Generate reliability column definitions for common SQL engines:

from data_reliability import reliability_columns_ddl

print(reliability_columns_ddl(dialect="postgres"))

For SQL tables, store the generated dri_* columns beside the source data. For document databases, store metadata_to_document(reliable.reliability) as a nested reliability object.

For rejected records, store decision_to_document(policy.assess(reliable.reliability)) in quarantine or ingestion logs so policy reasons remain auditable.

CLI Usage

dri scan records.jsonl --jsonl --source-id-field id --required-field temperature --required-field unit

The CLI emits one JSON result per scanned record with the original value, reliability metadata, and policy decision.

SDK and Security Notes

This project is intended to be used as an SDK. The core package keeps dependencies small, exposes typed Pydantic models, avoids dynamic code execution, and uses deterministic SHA-256 trace hashes to detect changed payloads.

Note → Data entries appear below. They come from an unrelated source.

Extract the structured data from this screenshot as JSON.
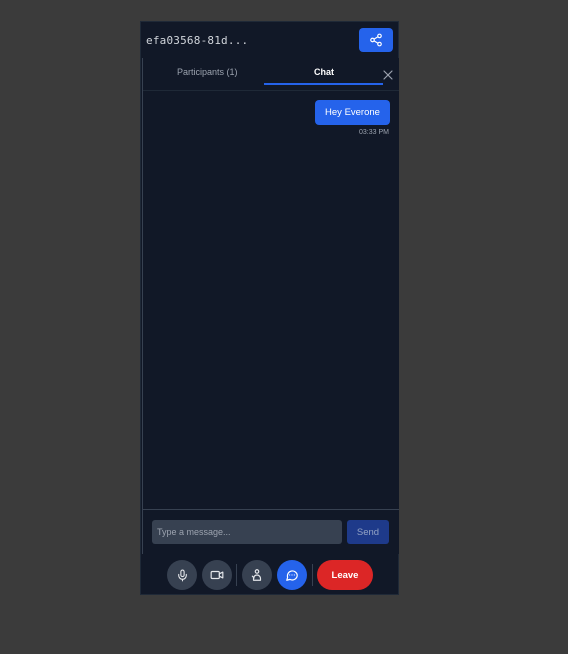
{
  "header": {
    "meeting_id": "efa03568-81d...",
    "share_icon": "share-icon"
  },
  "tabs": [
    {
      "label": "Participants (1)",
      "active": false
    },
    {
      "label": "Chat",
      "active": true
    }
  ],
  "chat": {
    "messages": [
      {
        "text": "Hey Everone",
        "time": "03:33 PM",
        "own": true
      }
    ],
    "input_placeholder": "Type a message...",
    "input_value": "",
    "send_label": "Send"
  },
  "controls": {
    "mic_icon": "microphone-icon",
    "camera_icon": "video-camera-icon",
    "raise_hand_icon": "raise-hand-icon",
    "chat_icon": "chat-bubble-icon",
    "leave_label": "Leave"
  },
  "colors": {
    "background": "#3b3b3b",
    "panel": "#111827",
    "accent": "#2563eb",
    "danger": "#dc2626"
  }
}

Hashes are integrity signals, not proof of source identity by themselves; use authenticated ingestion, HMAC or provider signature verification, database permissions, and private vulnerability reporting for production systems.

Pandas Filtering

import pandas as pd
from data_reliability import DataTier, ReliabilityMetadata, ReliabilityPolicy, filter_reliable_df

df = pd.DataFrame([
    {
        "value": 10,
        "reliability": ReliabilityMetadata(
            score=95,
            tier=DataTier.TIER_1,
            source_id="sensor-a",
            trace_hash="abc123",
        ),
    },
])

policy = ReliabilityPolicy(minimum_score=90, maximum_tier=DataTier.TIER_2)
trusted = filter_reliable_df(df, policy)

Documentation

The project documentation lives in docs/ and can be served locally with MkDocs:

pip install -e ".[docs]"
mkdocs serve

Start with:

The longer project rationale is available in data-reliability.md.

Development

Run the test suite:

pip install -e ".[test]"
pytest

Build package artifacts:

pip install -e ".[build]"
python -m build
python -m twine check dist/*

Run the FastAPI example:

pip install -e ".[api]"
uvicorn examples.fastapi_app:app --reload

Contributing

Contributions are welcome. See CONTRIBUTING.md for the local workflow and pull request expectations.

Security

Please report security issues privately. See SECURITY.md.

License

Licensed under the Apache License 2.0.